All digital data is made up of ‘bits’, and that includes digital images. In computing, ‘bits’ are either on or off, so there are only two possible values. But when you use them together the combinations are multiplied so you can record a much wider range of values. The number of bits used is the ‘bit depth’. This is especially relevant in photography, where you need to be able to render subtle differences in tone and color.
Here’s a table showing the number of different values for different bit depths:
|Bit depth||Number of tones||File format|
|10-bit||1024||RAW (old cameras)|
|12-bit||4096||RAW (basic cameras)|
|14-bit||16384||RAW (advanced cameras)|
|16-bit||65536||TIFF (from a RAW file)|
Most images are shot in the JPEG format for convenience. This produces small, compressed files that don’t take up too much space, can be opened and displayed on any device and yet can still display the subtle tones needed for photographs.
JPEG is an ‘8-bit’ format. This means that the three color channels used to make up the photo (red, green and blue) all use 8-bits of data. This means each color channel can record 256 different shades, and while that doesn’t sound like enough to give a smooth transition of tones, you should remember that tones in a picture are rarely composed of one channel alone. These three RGB colour channels generally work in combination to produce a much wider range of tones.
Even so, if you edit a JPEG photo to shift the color balance or change the contrast, you can start to see these tones separating visually. This can show up as digital artefacts like ‘banding’ effects or ‘posterisation’, particularly in skies or other areas of even tone.
The only way round this is to capture images with a higher bit depth, as these are far less likely to show any tonal separation, even with heavy manipulation.
And the only way to do this is by shooting RAW files instead of JPEGs. RAW files are captured at a much higher bit depth and therefore have much subtler tonal information.
Some older cameras captured 10-bit RAW files. This 2-bit advantage over JPEGs is still worth having, but is low by today’s standards.
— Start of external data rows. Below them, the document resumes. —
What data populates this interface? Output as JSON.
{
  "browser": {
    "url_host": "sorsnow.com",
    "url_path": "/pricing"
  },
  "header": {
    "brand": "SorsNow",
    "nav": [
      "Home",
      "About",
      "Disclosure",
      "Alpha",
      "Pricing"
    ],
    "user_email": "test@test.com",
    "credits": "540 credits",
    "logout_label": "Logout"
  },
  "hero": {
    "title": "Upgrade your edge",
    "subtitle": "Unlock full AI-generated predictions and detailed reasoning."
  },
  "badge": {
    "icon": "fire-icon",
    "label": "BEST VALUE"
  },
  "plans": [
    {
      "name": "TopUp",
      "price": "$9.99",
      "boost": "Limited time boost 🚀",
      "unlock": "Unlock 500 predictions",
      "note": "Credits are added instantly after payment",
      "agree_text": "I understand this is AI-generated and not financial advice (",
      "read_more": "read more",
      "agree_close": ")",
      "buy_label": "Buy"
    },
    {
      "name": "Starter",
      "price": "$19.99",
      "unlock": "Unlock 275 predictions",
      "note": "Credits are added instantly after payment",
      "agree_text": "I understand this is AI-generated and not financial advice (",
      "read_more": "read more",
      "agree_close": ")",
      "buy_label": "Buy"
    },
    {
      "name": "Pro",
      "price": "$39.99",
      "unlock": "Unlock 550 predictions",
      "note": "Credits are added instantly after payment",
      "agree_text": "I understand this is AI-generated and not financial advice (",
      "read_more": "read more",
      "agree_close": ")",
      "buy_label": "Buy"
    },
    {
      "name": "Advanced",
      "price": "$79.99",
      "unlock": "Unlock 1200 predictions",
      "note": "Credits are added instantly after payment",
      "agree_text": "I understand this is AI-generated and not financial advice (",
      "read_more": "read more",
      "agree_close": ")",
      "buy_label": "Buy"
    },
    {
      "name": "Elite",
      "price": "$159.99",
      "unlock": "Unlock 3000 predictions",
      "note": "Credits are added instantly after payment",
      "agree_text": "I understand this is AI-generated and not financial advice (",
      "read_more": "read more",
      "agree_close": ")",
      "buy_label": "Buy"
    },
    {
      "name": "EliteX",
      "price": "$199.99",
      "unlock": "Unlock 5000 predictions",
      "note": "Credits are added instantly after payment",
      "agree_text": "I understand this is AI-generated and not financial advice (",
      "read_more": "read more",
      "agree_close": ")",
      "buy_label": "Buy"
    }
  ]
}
Now, even cheaper DSLRs and mirrorless cameras will capture 12-bit RAW files, which is enough to give a big step up in tonal subtlety and editing potential compared to JPEGs. More advanced cameras will capture 14-bit RAW files, which are better still. A few medium format cameras can even capture 16-bit RAW files.
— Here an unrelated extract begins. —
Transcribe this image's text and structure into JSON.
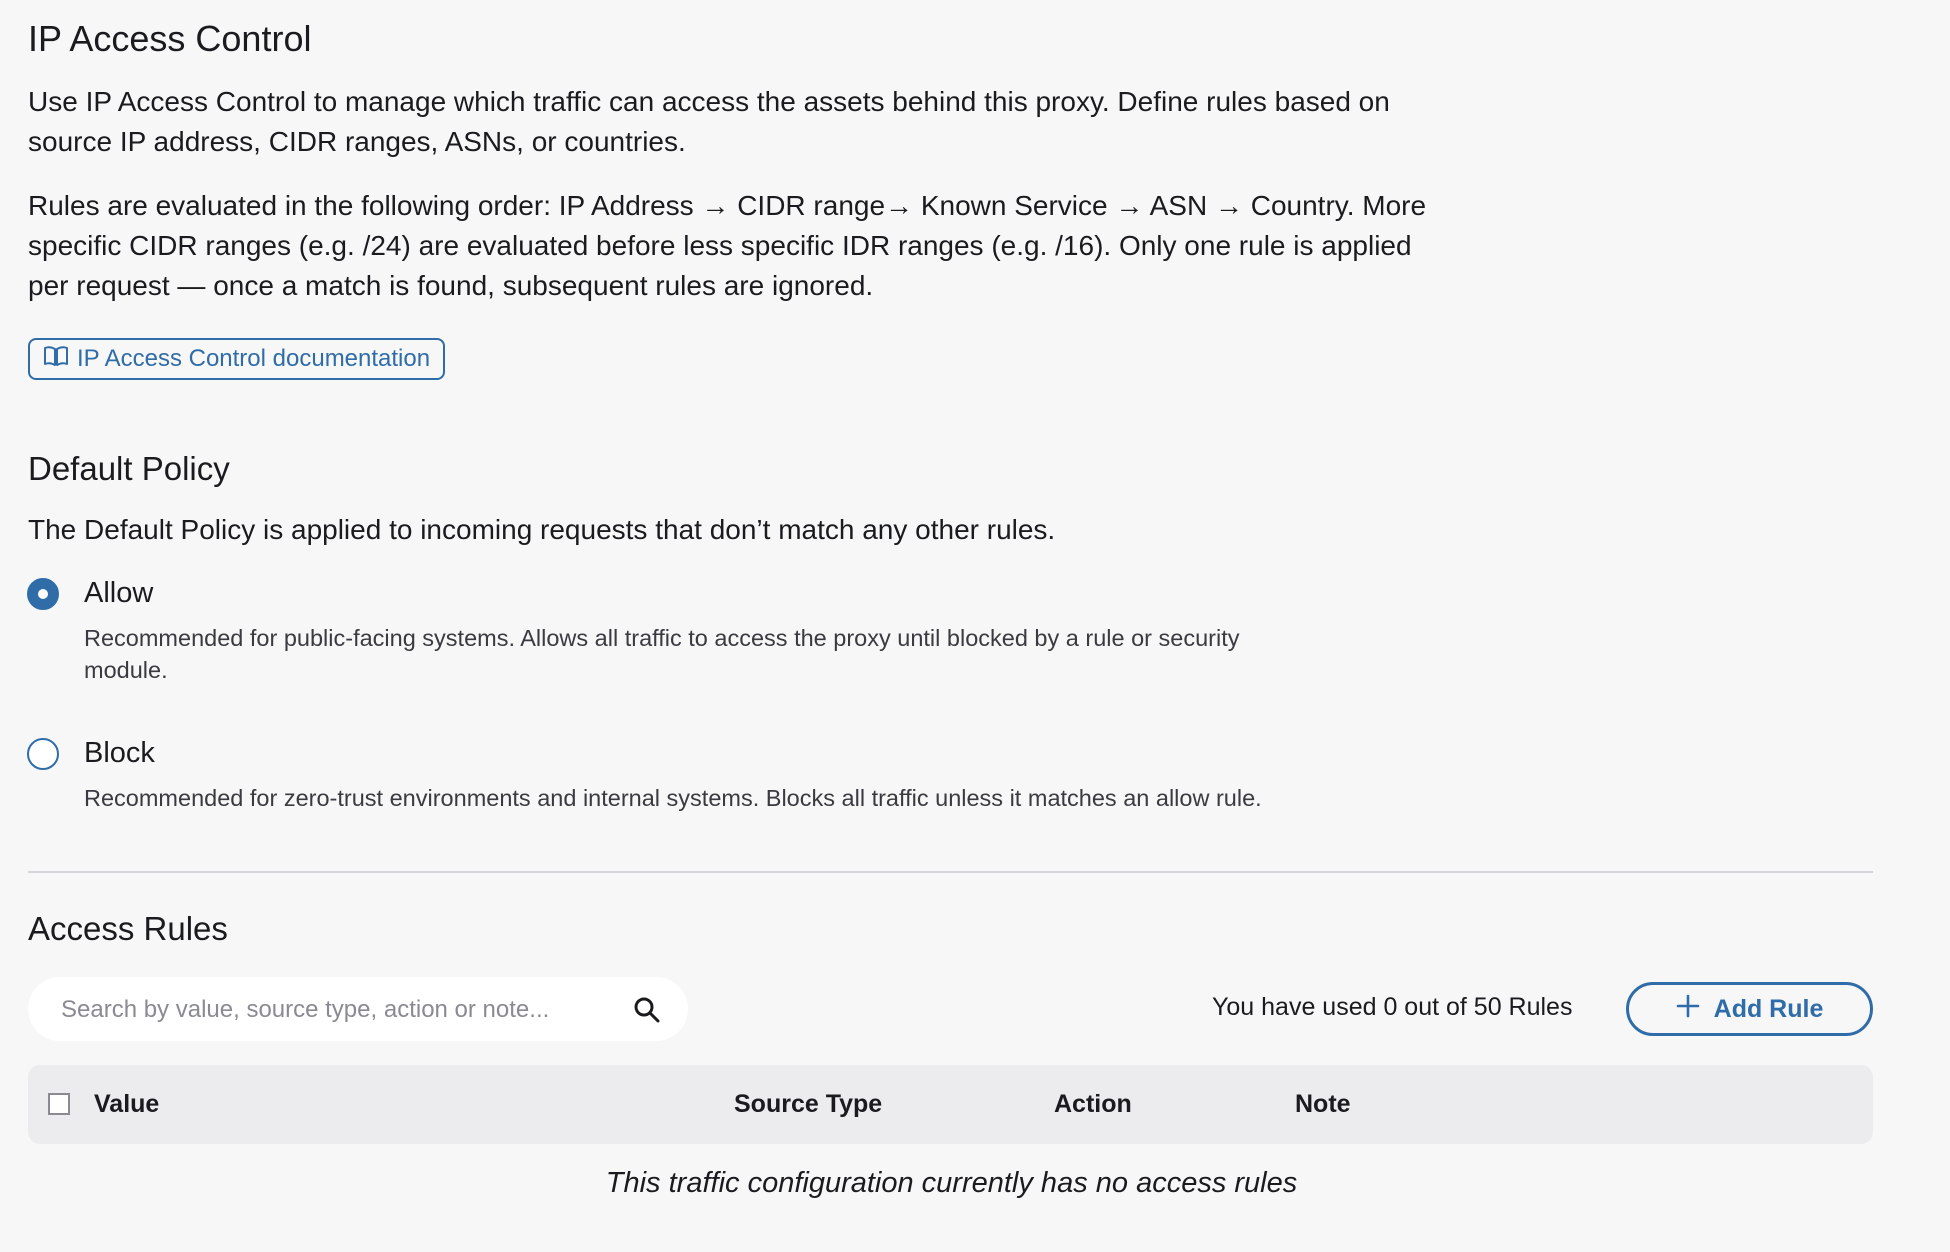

Some photo editing programs will let you work with RAW files directly, but with others, including Photoshop, Affinity Photo and various plug-ins, you will need to process the RAW file into an editable image first.
You can create a JPEG, but then you’re back where you started. The only other alternative is to produce a 16-bit TIFF image. This will be a much larger file, but far better for image editing. RAW processing software produces 16-bit TIFF images by ‘upsampling’ the RAW file, whether it’s a 12-bit or a 14-bit file.